Extended Data Fig. 5 |

(A) Upset plot indicating the number of peak-to-gene linkages identified in the full dataset and in each of the sub-clustered datasets.

(B) The distribution of the number of linked peaks per gene (median = 4).

(C) The PhastCons 100-way vertebrate conservation scores for peaks with a linked gene in each dataset compared to unlinked peaks. Wilcoxon rank-sum test comparing each dataset to unlinked peaks, p < 2.2 × 10−16. Boxplots represent the median, 25th percentile and 75th percentile of the data, and whiskers represent the highest and lowest values within 1.5 times the interquartile range of the boxplot.
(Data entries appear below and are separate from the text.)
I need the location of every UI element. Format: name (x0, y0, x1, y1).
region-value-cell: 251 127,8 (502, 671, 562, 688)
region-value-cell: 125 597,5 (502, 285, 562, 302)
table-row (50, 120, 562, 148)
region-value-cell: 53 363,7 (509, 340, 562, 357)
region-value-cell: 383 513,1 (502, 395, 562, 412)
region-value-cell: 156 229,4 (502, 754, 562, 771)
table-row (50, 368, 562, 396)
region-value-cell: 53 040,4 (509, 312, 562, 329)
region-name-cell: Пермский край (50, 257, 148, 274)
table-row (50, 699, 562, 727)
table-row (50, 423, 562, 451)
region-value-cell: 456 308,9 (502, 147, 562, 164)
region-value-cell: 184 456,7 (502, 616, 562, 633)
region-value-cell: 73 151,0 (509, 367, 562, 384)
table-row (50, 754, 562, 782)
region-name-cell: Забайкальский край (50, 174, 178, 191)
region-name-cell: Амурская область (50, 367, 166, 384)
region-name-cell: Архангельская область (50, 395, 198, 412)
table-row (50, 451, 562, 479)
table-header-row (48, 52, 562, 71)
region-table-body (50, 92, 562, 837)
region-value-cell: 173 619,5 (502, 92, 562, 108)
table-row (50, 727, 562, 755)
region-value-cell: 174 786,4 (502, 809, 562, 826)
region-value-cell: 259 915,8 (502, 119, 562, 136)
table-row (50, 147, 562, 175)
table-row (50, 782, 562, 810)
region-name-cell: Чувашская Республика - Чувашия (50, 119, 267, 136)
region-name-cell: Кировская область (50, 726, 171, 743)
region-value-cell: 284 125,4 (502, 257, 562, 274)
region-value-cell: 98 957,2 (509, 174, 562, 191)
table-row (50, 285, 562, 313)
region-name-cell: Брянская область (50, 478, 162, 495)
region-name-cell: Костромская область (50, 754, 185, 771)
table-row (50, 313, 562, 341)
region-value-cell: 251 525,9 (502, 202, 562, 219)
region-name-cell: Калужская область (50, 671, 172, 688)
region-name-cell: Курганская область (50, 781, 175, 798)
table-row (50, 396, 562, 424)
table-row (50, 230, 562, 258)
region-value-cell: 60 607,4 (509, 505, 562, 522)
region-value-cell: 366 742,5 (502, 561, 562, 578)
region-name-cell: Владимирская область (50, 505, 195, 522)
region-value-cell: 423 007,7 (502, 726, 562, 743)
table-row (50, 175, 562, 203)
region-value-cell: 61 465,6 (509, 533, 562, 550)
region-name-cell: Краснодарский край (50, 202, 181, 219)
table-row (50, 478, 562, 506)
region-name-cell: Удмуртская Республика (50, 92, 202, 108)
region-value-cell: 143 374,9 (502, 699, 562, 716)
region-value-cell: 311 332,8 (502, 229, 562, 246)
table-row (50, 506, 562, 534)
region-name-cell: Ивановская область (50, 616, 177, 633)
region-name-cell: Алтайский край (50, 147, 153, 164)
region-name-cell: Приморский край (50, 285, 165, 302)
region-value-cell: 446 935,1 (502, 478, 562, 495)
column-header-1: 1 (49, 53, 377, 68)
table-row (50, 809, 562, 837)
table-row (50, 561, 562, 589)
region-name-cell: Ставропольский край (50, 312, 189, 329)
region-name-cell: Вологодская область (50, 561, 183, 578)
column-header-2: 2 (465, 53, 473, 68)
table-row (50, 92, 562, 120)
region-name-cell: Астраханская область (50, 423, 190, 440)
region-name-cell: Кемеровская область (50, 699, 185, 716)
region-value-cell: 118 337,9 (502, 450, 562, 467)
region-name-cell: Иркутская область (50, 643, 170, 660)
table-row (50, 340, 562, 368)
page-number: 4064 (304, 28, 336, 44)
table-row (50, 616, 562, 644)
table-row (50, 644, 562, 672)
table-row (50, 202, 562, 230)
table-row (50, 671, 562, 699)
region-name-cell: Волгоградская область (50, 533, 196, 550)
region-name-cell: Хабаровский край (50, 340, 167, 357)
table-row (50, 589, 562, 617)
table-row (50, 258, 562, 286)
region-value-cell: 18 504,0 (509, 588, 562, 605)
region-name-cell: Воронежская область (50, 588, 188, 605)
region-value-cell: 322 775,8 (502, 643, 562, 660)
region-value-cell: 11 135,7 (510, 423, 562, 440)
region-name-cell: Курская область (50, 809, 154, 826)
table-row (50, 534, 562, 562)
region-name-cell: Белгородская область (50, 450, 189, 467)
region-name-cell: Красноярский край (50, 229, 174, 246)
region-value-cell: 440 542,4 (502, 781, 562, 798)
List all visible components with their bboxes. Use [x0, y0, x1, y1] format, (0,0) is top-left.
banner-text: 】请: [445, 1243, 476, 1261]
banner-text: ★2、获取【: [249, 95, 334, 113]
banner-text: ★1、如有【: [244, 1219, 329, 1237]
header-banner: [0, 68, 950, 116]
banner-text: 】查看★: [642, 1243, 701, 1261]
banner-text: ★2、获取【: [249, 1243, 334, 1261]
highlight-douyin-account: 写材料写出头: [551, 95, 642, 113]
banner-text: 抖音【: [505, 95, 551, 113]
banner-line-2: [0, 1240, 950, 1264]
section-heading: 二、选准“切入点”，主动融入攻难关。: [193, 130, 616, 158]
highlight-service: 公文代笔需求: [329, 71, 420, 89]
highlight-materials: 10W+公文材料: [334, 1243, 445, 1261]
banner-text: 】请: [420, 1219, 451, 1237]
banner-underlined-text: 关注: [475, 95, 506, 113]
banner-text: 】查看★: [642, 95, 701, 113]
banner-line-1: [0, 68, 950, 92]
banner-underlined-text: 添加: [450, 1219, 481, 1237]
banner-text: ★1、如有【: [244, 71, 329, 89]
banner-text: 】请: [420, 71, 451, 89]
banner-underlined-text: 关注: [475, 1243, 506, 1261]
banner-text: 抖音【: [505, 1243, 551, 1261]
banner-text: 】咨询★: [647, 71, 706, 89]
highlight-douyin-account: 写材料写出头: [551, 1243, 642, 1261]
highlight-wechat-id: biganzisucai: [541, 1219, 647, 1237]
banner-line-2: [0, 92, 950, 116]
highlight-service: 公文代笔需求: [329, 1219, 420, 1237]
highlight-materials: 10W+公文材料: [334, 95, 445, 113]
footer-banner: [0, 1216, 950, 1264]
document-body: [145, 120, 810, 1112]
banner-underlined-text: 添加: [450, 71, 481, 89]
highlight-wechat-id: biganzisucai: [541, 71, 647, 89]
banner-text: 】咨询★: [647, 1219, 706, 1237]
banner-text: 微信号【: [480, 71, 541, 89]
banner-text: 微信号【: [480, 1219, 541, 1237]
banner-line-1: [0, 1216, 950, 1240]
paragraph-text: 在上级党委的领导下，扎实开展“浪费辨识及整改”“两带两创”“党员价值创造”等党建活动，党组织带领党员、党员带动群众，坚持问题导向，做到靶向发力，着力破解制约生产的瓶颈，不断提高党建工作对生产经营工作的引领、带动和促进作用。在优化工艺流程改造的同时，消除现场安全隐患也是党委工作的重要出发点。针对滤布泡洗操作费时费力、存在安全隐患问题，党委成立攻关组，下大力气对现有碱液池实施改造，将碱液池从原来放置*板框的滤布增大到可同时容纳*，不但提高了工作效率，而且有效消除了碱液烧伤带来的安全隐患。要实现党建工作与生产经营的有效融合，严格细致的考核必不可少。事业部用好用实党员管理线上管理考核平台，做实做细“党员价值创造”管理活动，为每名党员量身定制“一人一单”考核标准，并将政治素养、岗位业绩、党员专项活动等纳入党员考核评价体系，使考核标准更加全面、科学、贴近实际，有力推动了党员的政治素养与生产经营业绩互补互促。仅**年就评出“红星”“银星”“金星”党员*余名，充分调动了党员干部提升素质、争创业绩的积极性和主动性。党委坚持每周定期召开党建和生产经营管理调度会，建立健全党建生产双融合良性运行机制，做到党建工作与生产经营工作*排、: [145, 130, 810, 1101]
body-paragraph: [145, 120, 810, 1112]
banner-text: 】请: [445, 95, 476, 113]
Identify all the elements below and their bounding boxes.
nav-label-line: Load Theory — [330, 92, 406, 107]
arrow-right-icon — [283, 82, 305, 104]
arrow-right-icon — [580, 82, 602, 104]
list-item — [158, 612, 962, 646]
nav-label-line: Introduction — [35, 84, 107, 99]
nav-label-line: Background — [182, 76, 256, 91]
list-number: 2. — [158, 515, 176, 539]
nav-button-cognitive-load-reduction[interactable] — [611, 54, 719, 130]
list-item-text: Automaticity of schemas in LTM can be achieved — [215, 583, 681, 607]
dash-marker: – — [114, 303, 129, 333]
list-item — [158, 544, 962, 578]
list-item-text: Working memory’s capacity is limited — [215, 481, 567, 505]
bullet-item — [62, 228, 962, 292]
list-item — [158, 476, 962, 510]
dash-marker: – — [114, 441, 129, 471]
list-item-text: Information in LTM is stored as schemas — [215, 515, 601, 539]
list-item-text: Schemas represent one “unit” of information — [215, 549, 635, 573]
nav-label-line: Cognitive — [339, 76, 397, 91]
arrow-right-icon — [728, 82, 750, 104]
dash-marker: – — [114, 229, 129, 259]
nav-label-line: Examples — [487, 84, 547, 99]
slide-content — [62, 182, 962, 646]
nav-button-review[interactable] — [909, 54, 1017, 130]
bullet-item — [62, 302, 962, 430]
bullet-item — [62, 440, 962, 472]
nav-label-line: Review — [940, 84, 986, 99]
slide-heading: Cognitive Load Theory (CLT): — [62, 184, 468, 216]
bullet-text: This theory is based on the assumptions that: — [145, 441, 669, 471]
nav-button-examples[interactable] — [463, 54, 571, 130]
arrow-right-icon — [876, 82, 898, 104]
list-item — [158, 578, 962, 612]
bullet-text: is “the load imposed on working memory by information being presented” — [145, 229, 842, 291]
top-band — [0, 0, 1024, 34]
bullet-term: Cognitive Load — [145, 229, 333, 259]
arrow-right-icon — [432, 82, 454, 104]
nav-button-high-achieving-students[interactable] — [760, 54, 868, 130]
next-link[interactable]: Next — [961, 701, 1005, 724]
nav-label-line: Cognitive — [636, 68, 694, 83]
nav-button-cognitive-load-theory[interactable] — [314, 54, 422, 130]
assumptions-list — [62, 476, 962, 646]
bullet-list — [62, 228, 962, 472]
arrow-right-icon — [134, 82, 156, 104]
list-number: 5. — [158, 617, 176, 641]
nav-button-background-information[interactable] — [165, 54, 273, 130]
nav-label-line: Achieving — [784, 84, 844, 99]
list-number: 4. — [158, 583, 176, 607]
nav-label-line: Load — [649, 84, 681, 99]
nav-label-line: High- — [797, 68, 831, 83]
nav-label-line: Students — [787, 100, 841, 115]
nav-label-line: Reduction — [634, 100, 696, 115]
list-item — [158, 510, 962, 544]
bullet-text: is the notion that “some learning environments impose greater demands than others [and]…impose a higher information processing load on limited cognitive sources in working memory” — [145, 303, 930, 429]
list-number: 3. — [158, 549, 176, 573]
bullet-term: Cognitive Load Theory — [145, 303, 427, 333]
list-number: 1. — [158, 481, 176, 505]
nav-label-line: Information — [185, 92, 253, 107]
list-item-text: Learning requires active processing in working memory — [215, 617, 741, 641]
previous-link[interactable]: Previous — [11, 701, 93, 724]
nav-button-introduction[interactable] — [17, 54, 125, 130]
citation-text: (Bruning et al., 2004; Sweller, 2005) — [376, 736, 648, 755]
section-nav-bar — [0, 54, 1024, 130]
(D) Bar plot showing the proportion of peak-to-gene linkages where both peak and gene were validated by a multi-tissue dataset of activity-by-contact (ABC) model enhancer-gene predictions. Categories compared included the space of all possible peak-to-gene links, the mean of 100 permutations drawn from all possible peak-to-gene links where for each permutation 146,088 peaks were selected to match the anchor distance distribution of true peak-to-gene links, and the set of true peak-to-gene links identified on each sub-clustered dataset. Hypergeometric enrichment tests comparing each subgroup of true peak-to-gene links to the mean distance-matched background set, p < 2.2 × 10−16.

(E) Venn-diagram indicating the overlap of peak-to-gene linkages and peak-to-nearest-gene associations.

(F) Comparison of the linked peak score (sum of accessibility at linked peaks) compared to the gene activity score for predicting gene expression for the 1739 HRGs. Plotted is the Pearson R2 from 246 pseudo-bulked samples per gene. Boxplots represent the median, 25th percentile and 75th percentile of the data, and whiskers represent the highest and lowest values within 1.5 times the interquartile range of the boxplot.